The conversation with Dr. Simon Goodwin that started it all off actually happened during the process of making another show, 9 Billion Miles From Home. That show was also partly inspired by the Voyager space programme, and grew to be about wider issues of distance and time. In the end, only one thing Simon had said to me - about the speed of light and falling through space - made it into that show. Not long afterwards his explanation of light clocks made it, somewhat unexpectedly, into the short film Technology. But the bulk of what we talked about had just stayed in my head, sometimes coming out in conversations with friends when another space exploration story hit the news.
Then in 2013 we got a commission to make a short spoken word piece for ARC’s Northern Elements project. One of the themes for the commission was ‘a moment when something had changed’. The conversation with Simon back in 2006 suddenly came back to me – and I realised this was a story I still wanted to tell.

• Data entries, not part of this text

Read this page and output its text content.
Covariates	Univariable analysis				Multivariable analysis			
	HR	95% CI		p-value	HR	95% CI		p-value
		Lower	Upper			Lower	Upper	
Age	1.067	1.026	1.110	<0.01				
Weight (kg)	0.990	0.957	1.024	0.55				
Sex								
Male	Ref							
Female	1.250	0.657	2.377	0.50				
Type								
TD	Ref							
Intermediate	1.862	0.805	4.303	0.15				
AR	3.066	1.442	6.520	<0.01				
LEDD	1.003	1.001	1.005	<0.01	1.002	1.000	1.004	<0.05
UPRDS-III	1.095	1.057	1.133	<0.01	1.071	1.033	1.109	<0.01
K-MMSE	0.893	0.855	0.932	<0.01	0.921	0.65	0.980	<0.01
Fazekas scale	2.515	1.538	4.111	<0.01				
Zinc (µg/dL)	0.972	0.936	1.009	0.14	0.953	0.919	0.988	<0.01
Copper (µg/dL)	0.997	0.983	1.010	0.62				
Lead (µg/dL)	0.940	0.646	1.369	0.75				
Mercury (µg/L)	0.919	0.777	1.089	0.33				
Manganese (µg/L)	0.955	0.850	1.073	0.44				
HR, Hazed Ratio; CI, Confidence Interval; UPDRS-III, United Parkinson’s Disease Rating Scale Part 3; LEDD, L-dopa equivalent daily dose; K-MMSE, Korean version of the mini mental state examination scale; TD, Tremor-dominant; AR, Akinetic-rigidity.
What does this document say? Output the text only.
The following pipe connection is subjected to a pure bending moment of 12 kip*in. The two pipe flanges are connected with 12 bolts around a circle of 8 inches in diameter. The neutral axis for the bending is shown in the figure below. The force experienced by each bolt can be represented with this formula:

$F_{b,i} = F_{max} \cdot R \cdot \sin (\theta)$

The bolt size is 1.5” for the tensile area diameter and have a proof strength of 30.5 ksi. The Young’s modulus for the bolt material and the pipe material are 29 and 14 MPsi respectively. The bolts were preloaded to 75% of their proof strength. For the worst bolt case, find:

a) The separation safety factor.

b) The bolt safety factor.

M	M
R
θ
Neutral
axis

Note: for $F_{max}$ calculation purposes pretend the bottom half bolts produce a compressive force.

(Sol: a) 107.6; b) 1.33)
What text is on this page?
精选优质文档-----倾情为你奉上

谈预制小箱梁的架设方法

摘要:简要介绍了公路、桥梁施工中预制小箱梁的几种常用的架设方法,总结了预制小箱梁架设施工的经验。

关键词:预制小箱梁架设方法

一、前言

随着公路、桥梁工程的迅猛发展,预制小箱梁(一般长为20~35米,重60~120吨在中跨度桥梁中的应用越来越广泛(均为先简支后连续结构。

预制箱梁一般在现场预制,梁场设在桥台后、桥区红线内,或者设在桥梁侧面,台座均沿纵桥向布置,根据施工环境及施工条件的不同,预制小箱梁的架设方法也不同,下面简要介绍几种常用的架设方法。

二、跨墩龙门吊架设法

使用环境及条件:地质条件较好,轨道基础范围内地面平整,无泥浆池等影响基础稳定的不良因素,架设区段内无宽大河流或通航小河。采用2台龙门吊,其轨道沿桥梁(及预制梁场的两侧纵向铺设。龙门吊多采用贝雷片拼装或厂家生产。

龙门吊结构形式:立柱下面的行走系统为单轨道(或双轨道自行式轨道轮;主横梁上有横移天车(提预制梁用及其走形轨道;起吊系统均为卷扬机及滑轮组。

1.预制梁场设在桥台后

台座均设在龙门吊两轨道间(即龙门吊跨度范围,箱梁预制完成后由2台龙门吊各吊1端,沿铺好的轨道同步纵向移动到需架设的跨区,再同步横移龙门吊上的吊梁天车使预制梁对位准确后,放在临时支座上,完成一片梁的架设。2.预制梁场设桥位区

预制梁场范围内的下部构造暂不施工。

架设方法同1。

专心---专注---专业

This first version toured as a 20 or 30 minute ‘performance lecture’ for a couple of years, for spoken word nights, festivals, art/science events and as one of the ballads in Northern Stage’s The Bloody Great Border Ballad Project at the Edinburgh Fringe. This year, though, it began to grow, new details creeping in, new areas opening up to be explored. We’re grateful to our good friends at Northern Stage and malavoadora.porto for giving us a chance to try out telling this longer version of the story.
Given the astrophysics-lecture nature of the show, it feels appropriate to share some Further Reading. As well as the conversations with Simon, other influences on the ideas in this piece include the books:
Sapiens: A Brief History of Humankind by Yuval Noah Harari
If the Universe Is Teeming with Aliens…Where Is Everybody?: Fifty Solutions to the Fermi Paradox and the Problem of Extraterrestrial Life by Stephen Webb
…along with several episodes of the brilliant RadioLab podcast, especially the one about CRISPR.
Thanks very much for coming to see the work – we’d love to talk to you about it after the show.